Started by Randy Yates November 24, 2020
I've notieced that in order to decode a page of in-band data, the linux
kernel code first computes the out-of-band ECC bytes on the given
in-band data (calc_ecc). It is also passed the received oob data
recv_ecc. 

If (byte-by-byte) the calc_ecc does not match the recv_data, then
the page is decoded. 

Why not compute the decoded ECC and compute the locator
vector/polynomial right off? Are these operations much
more expensive than encoding and comparing?

--Randyh

Randy Yates  <yates@digitalsignallabs.com> wrote:

>I've notieced that in order to decode a page of in-band data, the linux >kernel code first computes the out-of-band ECC bytes on the given >in-band data (calc_ecc). It is also passed the received oob data >recv_ecc. > >If (byte-by-byte) the calc_ecc does not match the recv_data, then >the page is decoded. > >Why not compute the decoded ECC and compute the locator >vector/polynomial right off?
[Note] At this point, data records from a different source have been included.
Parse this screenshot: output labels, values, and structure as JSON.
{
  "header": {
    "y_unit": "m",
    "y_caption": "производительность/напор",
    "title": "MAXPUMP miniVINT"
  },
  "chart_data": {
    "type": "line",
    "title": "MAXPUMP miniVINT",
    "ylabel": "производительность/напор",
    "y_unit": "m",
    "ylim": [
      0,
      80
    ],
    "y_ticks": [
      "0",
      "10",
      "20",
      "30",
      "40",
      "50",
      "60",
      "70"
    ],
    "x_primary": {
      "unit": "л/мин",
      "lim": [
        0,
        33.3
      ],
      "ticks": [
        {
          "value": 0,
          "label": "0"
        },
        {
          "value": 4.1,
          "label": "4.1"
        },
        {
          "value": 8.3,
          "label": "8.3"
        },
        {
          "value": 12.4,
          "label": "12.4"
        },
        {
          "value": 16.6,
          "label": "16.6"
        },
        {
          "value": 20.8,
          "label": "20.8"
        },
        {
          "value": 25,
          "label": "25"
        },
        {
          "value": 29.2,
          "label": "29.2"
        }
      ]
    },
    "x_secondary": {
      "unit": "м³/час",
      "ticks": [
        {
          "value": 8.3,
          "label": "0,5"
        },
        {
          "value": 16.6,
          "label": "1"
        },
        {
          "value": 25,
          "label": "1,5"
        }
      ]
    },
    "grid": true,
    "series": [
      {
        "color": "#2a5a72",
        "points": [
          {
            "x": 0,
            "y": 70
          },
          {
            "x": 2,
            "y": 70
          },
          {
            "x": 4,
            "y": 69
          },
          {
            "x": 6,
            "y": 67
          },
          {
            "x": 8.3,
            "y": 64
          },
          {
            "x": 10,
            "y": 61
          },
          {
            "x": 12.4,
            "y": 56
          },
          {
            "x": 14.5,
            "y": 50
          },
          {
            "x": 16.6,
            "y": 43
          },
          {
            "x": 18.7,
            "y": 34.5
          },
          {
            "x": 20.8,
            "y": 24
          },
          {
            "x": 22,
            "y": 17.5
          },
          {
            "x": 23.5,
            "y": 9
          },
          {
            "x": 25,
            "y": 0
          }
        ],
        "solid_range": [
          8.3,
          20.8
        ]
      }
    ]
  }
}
Are these operations much >more expensive than encoding and comparing?
TL;dr it comes down to evaulating a lower-degree polynomial, thus requires less computation. Assume it is a systematic (n,k) BCH code, it is most efficient to re-encode the message part of the codeword, and then XOR the resulting (n-k) check symbols with the (n-k) received check symbols. Then the syndrome (power sum symmetric function) can be computed by evaluating using these (n-k) polynomial coefficients instead of all n coefficients. The quick exit if there is no mismatch is an optimization.